JCAS

In the Brooder
Mar 25, 2018
10
18
42
I apologize if this is a bit long...

I have been hatching eggs in incubators for 7 or 8 years, on and off. My first attempts were in a Styrofoam still air incubator, eggs hand turned. I had consistent 70% success rates with geese, ducks, and chickens. I graduated to a forced air Styrofoam incubator (Hovabator) with an auto turner and had similar results most of the time. I used the factory settings and instructions for humidity (45-55% until settling, then 55-65%). The temps fluctuated, but stayed within the 99-101 degree range.

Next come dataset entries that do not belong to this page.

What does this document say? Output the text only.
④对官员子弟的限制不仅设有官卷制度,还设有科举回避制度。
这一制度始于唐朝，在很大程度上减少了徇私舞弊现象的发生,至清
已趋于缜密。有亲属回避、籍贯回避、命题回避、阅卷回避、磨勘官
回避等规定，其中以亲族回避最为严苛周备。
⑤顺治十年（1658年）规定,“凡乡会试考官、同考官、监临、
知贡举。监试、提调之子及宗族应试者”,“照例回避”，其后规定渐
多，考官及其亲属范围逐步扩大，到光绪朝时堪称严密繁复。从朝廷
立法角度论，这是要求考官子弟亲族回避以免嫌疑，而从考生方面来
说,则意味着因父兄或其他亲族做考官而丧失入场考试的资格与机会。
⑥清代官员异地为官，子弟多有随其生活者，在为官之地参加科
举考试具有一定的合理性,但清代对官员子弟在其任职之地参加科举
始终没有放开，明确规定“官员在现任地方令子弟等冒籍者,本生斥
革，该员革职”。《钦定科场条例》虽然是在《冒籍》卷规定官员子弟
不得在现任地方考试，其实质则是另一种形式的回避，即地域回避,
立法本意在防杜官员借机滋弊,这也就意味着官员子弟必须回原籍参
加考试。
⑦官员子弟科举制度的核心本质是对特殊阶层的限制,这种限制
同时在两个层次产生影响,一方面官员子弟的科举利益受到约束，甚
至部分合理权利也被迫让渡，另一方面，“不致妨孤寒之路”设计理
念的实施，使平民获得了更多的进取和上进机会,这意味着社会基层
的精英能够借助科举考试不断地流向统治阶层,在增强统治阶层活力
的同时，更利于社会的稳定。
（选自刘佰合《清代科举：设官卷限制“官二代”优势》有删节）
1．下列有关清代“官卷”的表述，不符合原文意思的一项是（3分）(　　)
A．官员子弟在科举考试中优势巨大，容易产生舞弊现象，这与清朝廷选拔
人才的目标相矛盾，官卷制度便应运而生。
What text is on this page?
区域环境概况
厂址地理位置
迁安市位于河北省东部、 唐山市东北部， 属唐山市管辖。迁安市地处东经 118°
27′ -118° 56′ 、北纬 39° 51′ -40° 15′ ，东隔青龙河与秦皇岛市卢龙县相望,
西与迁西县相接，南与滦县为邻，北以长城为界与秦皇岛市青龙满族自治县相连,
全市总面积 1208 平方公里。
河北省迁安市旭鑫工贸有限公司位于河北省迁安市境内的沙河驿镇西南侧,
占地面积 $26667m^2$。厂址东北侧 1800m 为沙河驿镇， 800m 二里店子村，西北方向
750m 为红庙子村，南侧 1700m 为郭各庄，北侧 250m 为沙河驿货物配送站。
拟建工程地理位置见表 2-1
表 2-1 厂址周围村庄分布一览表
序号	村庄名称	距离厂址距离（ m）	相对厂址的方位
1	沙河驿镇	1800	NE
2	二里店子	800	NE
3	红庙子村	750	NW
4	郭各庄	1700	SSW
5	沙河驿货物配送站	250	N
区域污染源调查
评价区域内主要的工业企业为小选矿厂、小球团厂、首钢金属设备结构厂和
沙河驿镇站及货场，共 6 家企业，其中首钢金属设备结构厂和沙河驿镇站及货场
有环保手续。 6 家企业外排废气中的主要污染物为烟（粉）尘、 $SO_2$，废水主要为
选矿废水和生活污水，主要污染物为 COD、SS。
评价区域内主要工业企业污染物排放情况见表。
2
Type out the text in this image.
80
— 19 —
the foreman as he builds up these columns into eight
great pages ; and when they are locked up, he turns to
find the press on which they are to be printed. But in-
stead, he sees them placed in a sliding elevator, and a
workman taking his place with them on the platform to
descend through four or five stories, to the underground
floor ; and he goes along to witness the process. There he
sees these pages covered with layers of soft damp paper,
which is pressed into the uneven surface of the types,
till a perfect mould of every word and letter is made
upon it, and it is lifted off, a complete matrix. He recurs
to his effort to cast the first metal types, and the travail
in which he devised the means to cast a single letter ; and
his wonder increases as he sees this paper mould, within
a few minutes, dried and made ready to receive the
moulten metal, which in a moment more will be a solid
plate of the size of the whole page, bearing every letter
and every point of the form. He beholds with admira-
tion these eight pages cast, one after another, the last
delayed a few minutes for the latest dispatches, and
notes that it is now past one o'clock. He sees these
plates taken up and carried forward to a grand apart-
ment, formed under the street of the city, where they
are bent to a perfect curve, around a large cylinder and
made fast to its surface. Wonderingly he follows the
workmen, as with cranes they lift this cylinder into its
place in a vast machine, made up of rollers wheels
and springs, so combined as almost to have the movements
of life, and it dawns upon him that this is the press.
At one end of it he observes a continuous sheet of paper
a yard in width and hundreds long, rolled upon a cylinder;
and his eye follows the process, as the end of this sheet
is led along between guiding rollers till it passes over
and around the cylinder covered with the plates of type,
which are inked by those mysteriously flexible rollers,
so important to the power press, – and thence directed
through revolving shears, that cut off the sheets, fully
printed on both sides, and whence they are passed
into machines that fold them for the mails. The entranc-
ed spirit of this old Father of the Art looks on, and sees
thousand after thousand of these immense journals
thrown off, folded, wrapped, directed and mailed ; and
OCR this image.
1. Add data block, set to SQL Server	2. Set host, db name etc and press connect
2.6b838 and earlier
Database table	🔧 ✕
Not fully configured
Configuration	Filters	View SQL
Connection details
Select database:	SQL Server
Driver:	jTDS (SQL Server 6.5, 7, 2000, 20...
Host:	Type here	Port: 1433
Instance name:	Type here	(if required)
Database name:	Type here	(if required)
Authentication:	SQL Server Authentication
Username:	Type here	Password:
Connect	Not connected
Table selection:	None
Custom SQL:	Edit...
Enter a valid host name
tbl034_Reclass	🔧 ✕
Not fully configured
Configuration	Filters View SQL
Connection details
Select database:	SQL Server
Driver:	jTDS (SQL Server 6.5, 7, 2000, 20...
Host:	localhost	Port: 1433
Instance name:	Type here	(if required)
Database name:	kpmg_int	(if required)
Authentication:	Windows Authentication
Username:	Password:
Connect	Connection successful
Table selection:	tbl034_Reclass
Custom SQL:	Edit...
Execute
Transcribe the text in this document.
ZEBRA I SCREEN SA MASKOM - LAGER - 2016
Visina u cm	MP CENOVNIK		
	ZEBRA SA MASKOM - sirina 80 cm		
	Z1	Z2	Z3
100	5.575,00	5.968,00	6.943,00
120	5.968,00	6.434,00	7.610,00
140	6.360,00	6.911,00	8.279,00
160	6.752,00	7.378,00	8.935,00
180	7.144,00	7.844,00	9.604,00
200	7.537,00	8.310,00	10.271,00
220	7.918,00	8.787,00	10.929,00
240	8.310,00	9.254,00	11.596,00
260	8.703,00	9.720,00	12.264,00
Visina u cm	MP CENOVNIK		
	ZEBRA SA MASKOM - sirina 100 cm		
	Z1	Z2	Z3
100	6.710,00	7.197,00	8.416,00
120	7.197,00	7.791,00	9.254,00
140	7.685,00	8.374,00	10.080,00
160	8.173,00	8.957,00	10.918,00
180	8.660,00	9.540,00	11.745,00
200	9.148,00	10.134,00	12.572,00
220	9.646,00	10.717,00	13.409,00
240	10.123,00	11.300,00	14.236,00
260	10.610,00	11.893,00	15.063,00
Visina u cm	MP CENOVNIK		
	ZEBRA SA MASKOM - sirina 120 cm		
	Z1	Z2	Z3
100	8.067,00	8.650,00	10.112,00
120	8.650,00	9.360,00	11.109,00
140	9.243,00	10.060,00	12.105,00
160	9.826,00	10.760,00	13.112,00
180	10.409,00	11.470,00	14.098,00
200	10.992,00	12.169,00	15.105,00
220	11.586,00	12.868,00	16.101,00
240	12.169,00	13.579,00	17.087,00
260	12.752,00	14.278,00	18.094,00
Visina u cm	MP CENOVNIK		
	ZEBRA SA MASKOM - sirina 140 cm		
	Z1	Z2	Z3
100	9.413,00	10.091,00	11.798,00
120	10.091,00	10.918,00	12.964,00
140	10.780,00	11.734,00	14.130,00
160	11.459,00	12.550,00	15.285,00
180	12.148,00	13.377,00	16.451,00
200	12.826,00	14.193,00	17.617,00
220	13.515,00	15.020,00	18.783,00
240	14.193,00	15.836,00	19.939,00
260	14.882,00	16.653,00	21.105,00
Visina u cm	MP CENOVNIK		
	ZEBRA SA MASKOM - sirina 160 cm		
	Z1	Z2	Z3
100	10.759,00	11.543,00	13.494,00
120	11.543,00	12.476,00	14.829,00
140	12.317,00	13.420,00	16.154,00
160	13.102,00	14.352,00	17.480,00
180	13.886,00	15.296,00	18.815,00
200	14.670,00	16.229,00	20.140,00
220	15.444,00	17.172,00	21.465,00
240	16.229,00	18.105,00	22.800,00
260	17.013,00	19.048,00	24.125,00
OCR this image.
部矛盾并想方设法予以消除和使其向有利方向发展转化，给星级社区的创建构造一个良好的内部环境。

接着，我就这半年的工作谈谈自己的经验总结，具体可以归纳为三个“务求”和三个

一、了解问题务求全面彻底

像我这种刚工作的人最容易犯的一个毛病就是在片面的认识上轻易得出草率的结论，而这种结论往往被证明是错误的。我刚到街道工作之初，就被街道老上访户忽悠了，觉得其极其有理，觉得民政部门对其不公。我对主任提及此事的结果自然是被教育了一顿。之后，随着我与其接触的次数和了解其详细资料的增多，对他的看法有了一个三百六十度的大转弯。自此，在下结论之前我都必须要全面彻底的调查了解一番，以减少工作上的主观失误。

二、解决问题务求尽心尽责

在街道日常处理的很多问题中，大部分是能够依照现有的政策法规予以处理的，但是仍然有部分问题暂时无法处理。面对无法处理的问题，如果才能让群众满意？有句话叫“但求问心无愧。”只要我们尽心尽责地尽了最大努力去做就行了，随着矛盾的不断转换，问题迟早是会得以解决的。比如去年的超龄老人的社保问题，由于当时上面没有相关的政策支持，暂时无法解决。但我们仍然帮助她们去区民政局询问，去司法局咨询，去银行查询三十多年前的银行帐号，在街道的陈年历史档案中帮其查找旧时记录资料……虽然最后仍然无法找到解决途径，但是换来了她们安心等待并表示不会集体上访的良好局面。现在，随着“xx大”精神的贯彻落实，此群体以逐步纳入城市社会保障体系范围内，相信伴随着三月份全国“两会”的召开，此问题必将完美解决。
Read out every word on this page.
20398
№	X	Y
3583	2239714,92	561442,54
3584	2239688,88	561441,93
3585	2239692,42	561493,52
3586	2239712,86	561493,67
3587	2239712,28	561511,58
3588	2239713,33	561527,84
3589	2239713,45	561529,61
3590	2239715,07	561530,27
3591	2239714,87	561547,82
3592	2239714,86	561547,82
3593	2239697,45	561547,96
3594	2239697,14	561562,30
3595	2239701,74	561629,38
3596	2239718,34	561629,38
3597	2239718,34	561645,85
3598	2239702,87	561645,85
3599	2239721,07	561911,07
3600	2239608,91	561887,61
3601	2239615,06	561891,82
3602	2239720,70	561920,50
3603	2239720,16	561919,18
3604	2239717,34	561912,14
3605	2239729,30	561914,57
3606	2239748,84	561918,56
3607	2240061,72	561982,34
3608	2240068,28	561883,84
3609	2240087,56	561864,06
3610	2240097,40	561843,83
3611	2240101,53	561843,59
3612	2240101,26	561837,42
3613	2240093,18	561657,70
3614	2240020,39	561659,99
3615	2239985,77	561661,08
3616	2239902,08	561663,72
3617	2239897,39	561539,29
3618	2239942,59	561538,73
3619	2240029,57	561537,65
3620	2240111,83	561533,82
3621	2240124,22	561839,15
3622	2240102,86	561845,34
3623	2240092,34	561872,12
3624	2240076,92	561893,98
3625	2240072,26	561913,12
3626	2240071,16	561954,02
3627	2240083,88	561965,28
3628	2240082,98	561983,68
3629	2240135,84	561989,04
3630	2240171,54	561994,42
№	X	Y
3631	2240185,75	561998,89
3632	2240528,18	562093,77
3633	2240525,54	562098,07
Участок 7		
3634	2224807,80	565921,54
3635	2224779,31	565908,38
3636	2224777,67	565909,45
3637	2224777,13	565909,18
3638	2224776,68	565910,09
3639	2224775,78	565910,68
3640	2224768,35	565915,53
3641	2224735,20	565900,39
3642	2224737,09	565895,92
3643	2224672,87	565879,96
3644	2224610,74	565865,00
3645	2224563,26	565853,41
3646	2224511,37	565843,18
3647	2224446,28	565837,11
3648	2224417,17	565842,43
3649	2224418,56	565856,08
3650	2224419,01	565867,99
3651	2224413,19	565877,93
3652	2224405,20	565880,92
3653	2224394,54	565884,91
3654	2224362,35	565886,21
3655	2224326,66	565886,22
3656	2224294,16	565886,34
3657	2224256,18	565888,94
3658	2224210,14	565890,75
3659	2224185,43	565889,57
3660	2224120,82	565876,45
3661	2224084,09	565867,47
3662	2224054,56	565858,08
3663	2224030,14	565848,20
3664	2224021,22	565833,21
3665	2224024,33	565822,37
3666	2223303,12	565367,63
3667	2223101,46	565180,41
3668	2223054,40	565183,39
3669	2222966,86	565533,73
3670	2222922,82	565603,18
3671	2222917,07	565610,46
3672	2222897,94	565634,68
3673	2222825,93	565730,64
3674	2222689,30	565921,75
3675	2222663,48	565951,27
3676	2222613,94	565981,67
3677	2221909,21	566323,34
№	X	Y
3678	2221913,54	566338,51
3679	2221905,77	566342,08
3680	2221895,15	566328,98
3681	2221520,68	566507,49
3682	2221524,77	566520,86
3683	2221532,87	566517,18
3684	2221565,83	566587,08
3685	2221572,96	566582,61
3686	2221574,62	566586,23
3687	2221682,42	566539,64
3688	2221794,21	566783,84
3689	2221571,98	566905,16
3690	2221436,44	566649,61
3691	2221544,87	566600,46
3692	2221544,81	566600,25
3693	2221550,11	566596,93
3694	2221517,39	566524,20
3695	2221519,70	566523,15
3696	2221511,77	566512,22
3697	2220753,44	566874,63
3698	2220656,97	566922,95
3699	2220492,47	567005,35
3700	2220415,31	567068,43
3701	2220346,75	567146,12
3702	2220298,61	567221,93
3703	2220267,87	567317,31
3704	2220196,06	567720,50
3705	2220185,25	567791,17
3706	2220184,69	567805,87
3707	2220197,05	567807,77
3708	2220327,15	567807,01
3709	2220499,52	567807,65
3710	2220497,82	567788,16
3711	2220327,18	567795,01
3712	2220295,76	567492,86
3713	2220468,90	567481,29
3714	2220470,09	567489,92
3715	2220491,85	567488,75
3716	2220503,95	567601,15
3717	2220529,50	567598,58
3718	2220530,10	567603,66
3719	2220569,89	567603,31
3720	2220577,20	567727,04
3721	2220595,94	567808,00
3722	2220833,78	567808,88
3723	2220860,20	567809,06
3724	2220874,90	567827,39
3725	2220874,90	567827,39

Then 2018 arrived. I am hatching from a free range flock of mostly Marans Hens and the same Marans roo I used last year with good results. Some of the hens are his daughters. They range on the same untreated pastures and eat the same whole grains (organic peas, corn, triticale, wheat, sunflower) and organic supplements as last year (I make my feed based on Harvey Ussery's recipes). Everything is non-GMO and organic. I used the same Hovabator, same humidity levels. The first hatch in Feb was 66% with several dead chicks in the unhatched eggs. Some eggs were undeveloped (not fertile?). The following hatches got worse and worse, down to 25% with many undeveloped eggs and several with chicks in late development. Some pipped, even zipped, but never made it out without help. Some were shrink wrapped. Some pipped and then quit. I help them out and they were shrink wrapped.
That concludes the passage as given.